The drive down A1A is always beautiful. It's a leisure drive with an endless stretch of ocean on the side that goes as far as the eye can see. Thankfully, if anyone else is on the road, they're doing the same thing you are - glancing just slightly to the side - so no one is rushing to get anywhere. I wasn't an exception.
I thoroughly enjoyed the journey, but the destination felt like something to be desired.
I decided to do this, didn't I? I wanted to go, right?
But what if he didn't even live at the last address I had?
I cranked The Beatles louder on my stereo and opened the sun roof.

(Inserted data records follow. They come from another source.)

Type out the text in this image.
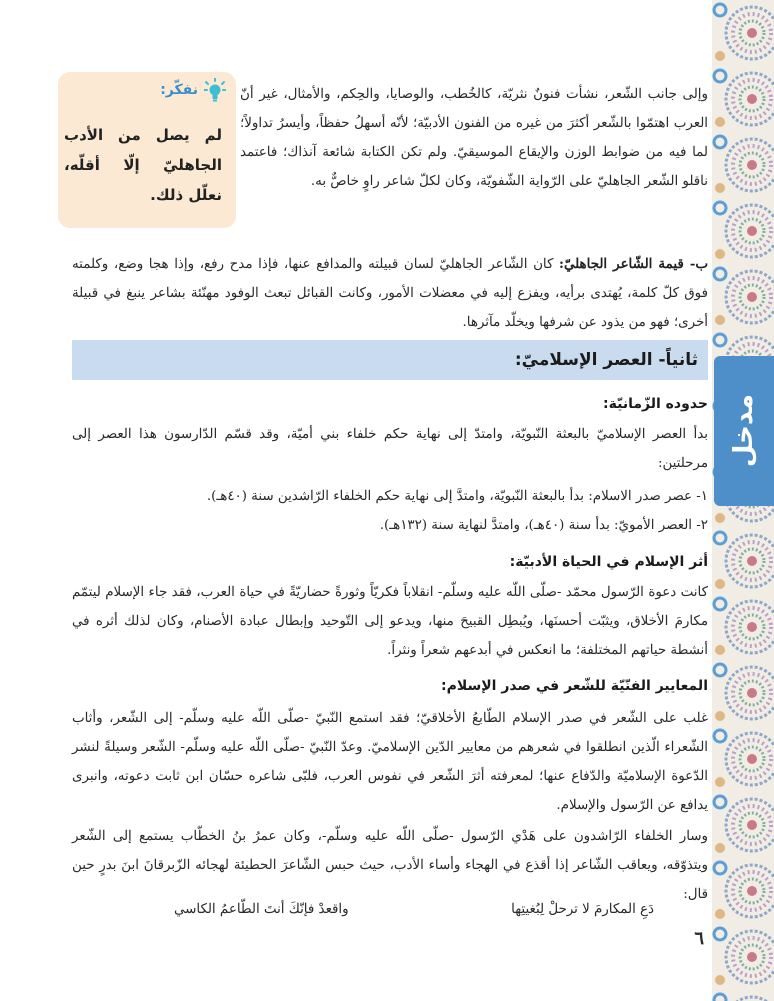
مدخل
نفكّر:
لم يصل من الأدب الجاهليّ إلّا أقلّه، نعلّل ذلك.
وإلى جانب الشّعر، نشأت فنونٌ نثريّة، كالخُطب، والوصايا، والحِكم، والأمثال، غير أنّ العرب اهتمّوا بالشّعر أكثرَ من غيره من الفنون الأدبيّة؛ لأنّه أسهلُ حفظاً، وأيسرُ تداولاً؛ لما فيه من ضوابط الوزن والإيقاع الموسيقيّ. ولم تكن الكتابة شائعة آنذاك؛ فاعتمد ناقلو الشّعر الجاهليّ على الرّواية الشّفويّة، وكان لكلّ شاعر راوٍ خاصٌّ به.
ب- قيمة الشّاعر الجاهليّ: كان الشّاعر الجاهليّ لسان قبيلته والمدافع عنها، فإذا مدح رفع، وإذا هجا وضع، وكلمته فوق كلّ كلمة، يُهتدى برأيه، ويفزع إليه في معضلات الأمور، وكانت القبائل تبعث الوفود مهنّئة بشاعر ينبغ في قبيلة أخرى؛ فهو من يذود عن شرفها ويخلّد مآثرها.
ثانياً- العصر الإسلاميّ:
حدوده الزّمانيّة:
بدأ العصر الإسلاميّ بالبعثة النّبويّة، وامتدّ إلى نهاية حكم خلفاء بني أميّة، وقد قسّم الدّارسون هذا العصر إلى مرحلتين:
١- عصر صدر الاسلام: بدأ بالبعثة النّبويّة، وامتدَّ إلى نهاية حكم الخلفاء الرّاشدين سنة (٤٠هـ).
٢- العصر الأمويّ: بدأ سنة (٤٠هـ)، وامتدَّ لنهاية سنة (١٣٢هـ).
أثر الإسلام في الحياة الأدبيّة:
كانت دعوة الرّسول محمّد -صلّى اللّه عليه وسلّم- انقلاباً فكريّاً وثورةً حضاريّةً في حياة العرب، فقد جاء الإسلام ليتمّم مكارمَ الأخلاق، ويثبّت أحسنَها، ويُبطِل القبيحَ منها، ويدعو إلى التّوحيد وإبطال عبادة الأصنام، وكان لذلك أثره في أنشطة حياتهم المختلفة؛ ما انعكس في أبدعهم شعراً ونثراً.
المعايير الفنّيّة للشّعر في صدر الإسلام:
غلب على الشّعر في صدر الإسلام الطّابعُ الأخلاقيّ؛ فقد استمع النّبيّ -صلّى اللّه عليه وسلّم- إلى الشّعر، وأثاب الشّعراء الّذين انطلقوا في شعرهم من معايير الدّين الإسلاميّ. وعدّ النّبيّ -صلّى اللّه عليه وسلّم- الشّعر وسيلةً لنشر الدّعوة الإسلاميّة والدّفاع عنها؛ لمعرفته أثرَ الشّعر في نفوس العرب، فلبّى شاعره حسّان ابن ثابت دعوته، وانبرى يدافع عن الرّسول والإسلام.
وسار الخلفاء الرّاشدون على هَدْي الرّسول -صلّى اللّه عليه وسلّم-، وكان عمرُ بنُ الخطّاب يستمع إلى الشّعر ويتذوّقه، ويعاقب الشّاعر إذا أقذع في الهجاء وأساء الأدب، حيث حبس الشّاعرَ الحطيئة لهجائه الزّبرقانَ ابنَ بدرٍ حين قال:
دَعِ المكارمَ لا ترحلْ لِبُغيتِها
واقعدْ فإنّكَ أنتَ الطّاعمُ الكاسي
٦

What if it's weird? What are you even going to say?
It was a hot day and the air wasn't working right, so I needed to at least get somewhere.

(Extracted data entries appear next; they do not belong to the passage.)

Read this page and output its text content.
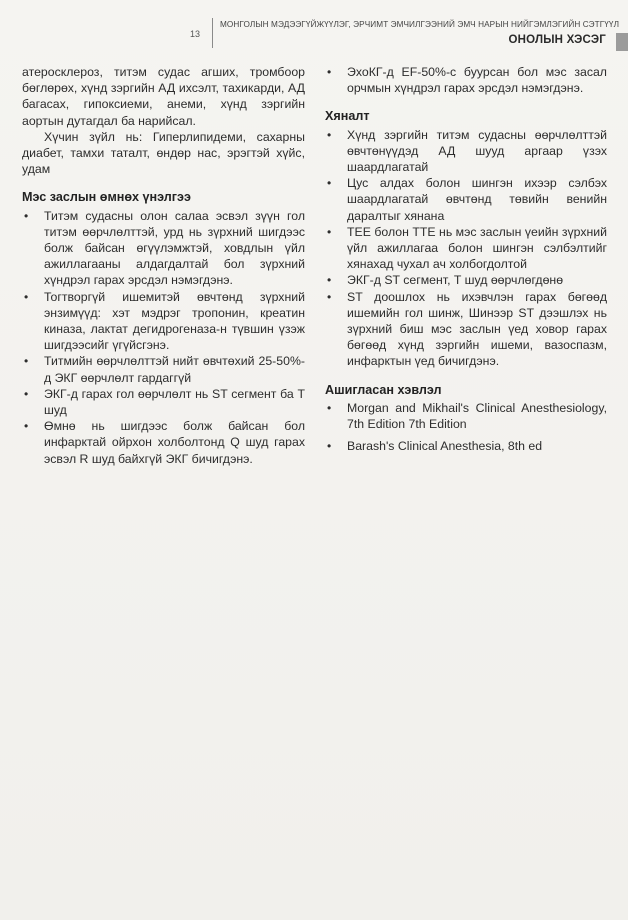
13
МОНГОЛЫН МЭДЭЭГҮЙЖҮҮЛЭГ, ЭРЧИМТ ЭМЧИЛГЭЭНИЙ ЭМЧ НАРЫН НИЙГЭМЛЭГИЙН СЭТГҮҮЛ
ОНОЛЫН ХЭСЭГ

атеросклероз, титэм судас агших, тромбоор бөглөрөх, хүнд зэргийн АД ихсэлт, тахикарди, АД багасах, гипоксиеми, анеми, хүнд зэргийн аортын дутагдал ба нарийсал.

Хүчин зүйл нь: Гиперлипидеми, сахарны диабет, тамхи таталт, өндөр нас, эрэгтэй хүйс, удам

Мэс заслын өмнөх үнэлгээ
• Титэм судасны олон салаа эсвэл зүүн гол титэм өөрчлөлттэй, урд нь зүрхний шигдээс болж байсан өгүүлэмжтэй, ховдлын үйл ажиллагааны алдагдалтай бол зүрхний хүндрэл гарах эрсдэл нэмэгдэнэ.
• Тогтворгүй ишемитэй өвчтөнд зүрхний энзимүүд: хэт мэдрэг тропонин, креатин киназа, лактат дегидрогеназа-н түвшин үзэж шигдээсийг үгүйсгэнэ.
• Титмийн өөрчлөлттэй нийт өвчтөхий 25-50%-д ЭКГ өөрчлөлт гардаггүй
• ЭКГ-д гарах гол өөрчлөлт нь ST сегмент ба T шуд
• Өмнө нь шигдээс болж байсан бол инфарктай ойрхон холболтонд Q шуд гарах эсвэл R шуд байхгүй ЭКГ бичигдэнэ.
• ЭхоКГ-д EF-50%-с буурсан бол мэс засал орчмын хүндрэл гарах эрсдэл нэмэгдэнэ.
Хяналт
• Хүнд зэргийн титэм судасны өөрчлөлттэй өвчтөнүүдэд АД шууд аргаар үзэх шаардлагатай
• Цус алдах болон шингэн ихээр сэлбэх шаардлагатай өвчтөнд төвийн венийн даралтыг хянана
• TEE болон TTE нь мэс заслын үеийн зүрхний үйл ажиллагаа болон шингэн сэлбэлтийг хянахад чухал ач холбогдолтой
• ЭКГ-д ST сегмент, T шуд өөрчлөгдөнө
• ST доошлох нь ихэвчлэн гарах бөгөөд ишемийн гол шинж, Шинээр ST дээшлэх нь зүрхний биш мэс заслын үед ховор гарах бөгөөд хүнд зэргийн ишеми, вазоспазм, инфарктын үед бичигдэнэ.
Ашигласан хэвлэл
• Morgan and Mikhail's Clinical Anesthesiology, 7th Edition 7th Edition
• Barash's Clinical Anesthesia, 8th ed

Or at least a drink of water.
When I arrived at the address given, an older man with dark skin stared at me oddly, but not menacingly. I guess I was a sight to see. Slightly sweaty from the Florida heat, tank top and shorts with a giant afro puff on top of my head.
I asked if Thomas lived there because of the address given.

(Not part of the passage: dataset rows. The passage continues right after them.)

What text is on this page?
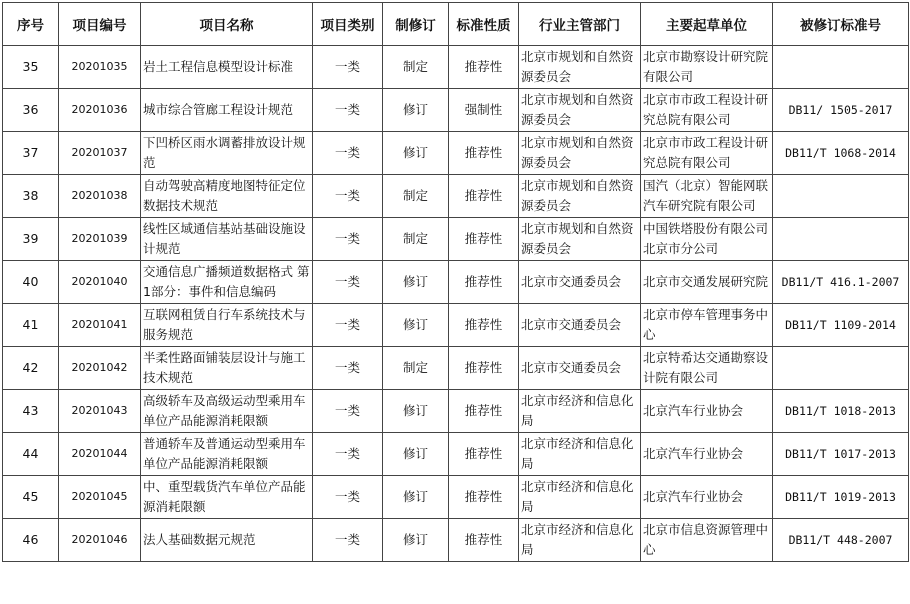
序号	项目编号	项目名称	项目类别	制修订	标准性质	行业主管部门	主要起草单位	被修订标准号
35	20201035	岩土工程信息模型设计标准	一类	制定	推荐性	北京市规划和自然资源委员会	北京市勘察设计研究院有限公司	
36	20201036	城市综合管廊工程设计规范	一类	修订	强制性	北京市规划和自然资源委员会	北京市市政工程设计研究总院有限公司	DB11/ 1505-2017
37	20201037	下凹桥区雨水调蓄排放设计规范	一类	修订	推荐性	北京市规划和自然资源委员会	北京市市政工程设计研究总院有限公司	DB11/T 1068-2014
38	20201038	自动驾驶高精度地图特征定位数据技术规范	一类	制定	推荐性	北京市规划和自然资源委员会	国汽（北京）智能网联汽车研究院有限公司	
39	20201039	线性区域通信基站基础设施设计规范	一类	制定	推荐性	北京市规划和自然资源委员会	中国铁塔股份有限公司北京市分公司	
40	20201040	交通信息广播频道数据格式 第1部分：事件和信息编码	一类	修订	推荐性	北京市交通委员会	北京市交通发展研究院	DB11/T 416.1-2007
41	20201041	互联网租赁自行车系统技术与服务规范	一类	修订	推荐性	北京市交通委员会	北京市停车管理事务中心	DB11/T 1109-2014
42	20201042	半柔性路面铺装层设计与施工技术规范	一类	制定	推荐性	北京市交通委员会	北京特希达交通勘察设计院有限公司	
43	20201043	高级轿车及高级运动型乘用车单位产品能源消耗限额	一类	修订	推荐性	北京市经济和信息化局	北京汽车行业协会	DB11/T 1018-2013
44	20201044	普通轿车及普通运动型乘用车单位产品能源消耗限额	一类	修订	推荐性	北京市经济和信息化局	北京汽车行业协会	DB11/T 1017-2013
45	20201045	中、重型载货汽车单位产品能源消耗限额	一类	修订	推荐性	北京市经济和信息化局	北京汽车行业协会	DB11/T 1019-2013
46	20201046	法人基础数据元规范	一类	修订	推荐性	北京市经济和信息化局	北京市信息资源管理中心	DB11/T 448-2007
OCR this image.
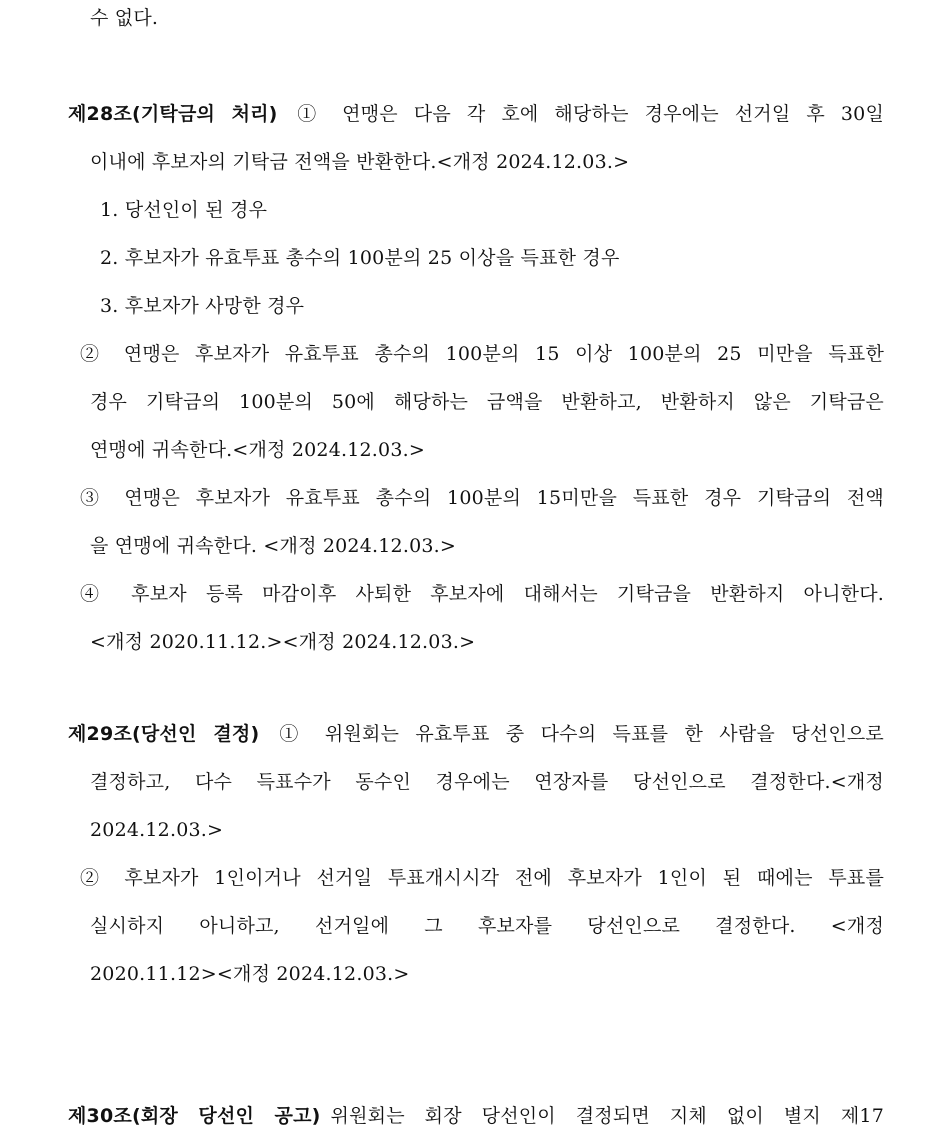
수 없다.
제28조(기탁금의 처리) ① 연맹은 다음 각 호에 해당하는 경우에는 선거일 후 30일
이내에 후보자의 기탁금 전액을 반환한다.<개정 2024.12.03.>
1. 당선인이 된 경우
2. 후보자가 유효투표 총수의 100분의 25 이상을 득표한 경우
3. 후보자가 사망한 경우
② 연맹은 후보자가 유효투표 총수의 100분의 15 이상 100분의 25 미만을 득표한
경우 기탁금의 100분의 50에 해당하는 금액을 반환하고, 반환하지 않은 기탁금은
연맹에 귀속한다.<개정 2024.12.03.>
③ 연맹은 후보자가 유효투표 총수의 100분의 15미만을 득표한 경우 기탁금의 전액
을 연맹에 귀속한다. <개정 2024.12.03.>
④ 후보자 등록 마감이후 사퇴한 후보자에 대해서는 기탁금을 반환하지 아니한다.
<개정 2020.11.12.><개정 2024.12.03.>
제29조(당선인 결정) ① 위원회는 유효투표 중 다수의 득표를 한 사람을 당선인으로
결정하고, 다수 득표수가 동수인 경우에는 연장자를 당선인으로 결정한다.<개정
2024.12.03.>
② 후보자가 1인이거나 선거일 투표개시시각 전에 후보자가 1인이 된 때에는 투표를
실시하지 아니하고, 선거일에 그 후보자를 당선인으로 결정한다. <개정
2020.11.12><개정 2024.12.03.>
제30조(회장 당선인 공고) 위원회는 회장 당선인이 결정되면 지체 없이 별지 제17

He still looked at me oddly and said no.
My eyes fell to the ground and I tried to mask my disappointment. A half hour drive along the coast wasn't a terrible journey. I would get to see it on the way back.
But before I could turn away, he said, "But Sherilynn lives here. You can talk to her. Come on in."
Sherilynn is the mother of my birth father's second daughter. I found out about her when I was 11 on another random journey I took to see him. I wouldn't have found out about her otherwise.
So now I was ushered into a house filled with people I never met who stared at me and called me 'Thomas's daughter'. It felt weird - those words - but I gave an awkward, polite wave and people stared at me in disbelief.
I was the estranged 'daughter'. The first one.
I know that he had several photos of me from when I was a baby, but nothing past that point. In his mind - and probably the minds of those who had never seen me - I was still that small. Or not much older. Definitely not twenty-two.
Or maybe they were just hard pressed to believe I existed. Maybe I became a legend of sorts because when they looked at me as if I was some mythical creature. That story that you hear over and over again, but you don't believe you'll ever see anything like that in real life. Until you do. I was the legend.
Soon, I was embraced by this woman that I never met with her daughter - my half-sister, now eleven - close behind.
"I always wanted to meet you so much!" She cried out, "But he never gave me anything about you. It's like he wanted to keep us separate."
And I believed it.
"I'll call him over."
And with those words, I felt that familiar discomfort bubble up again.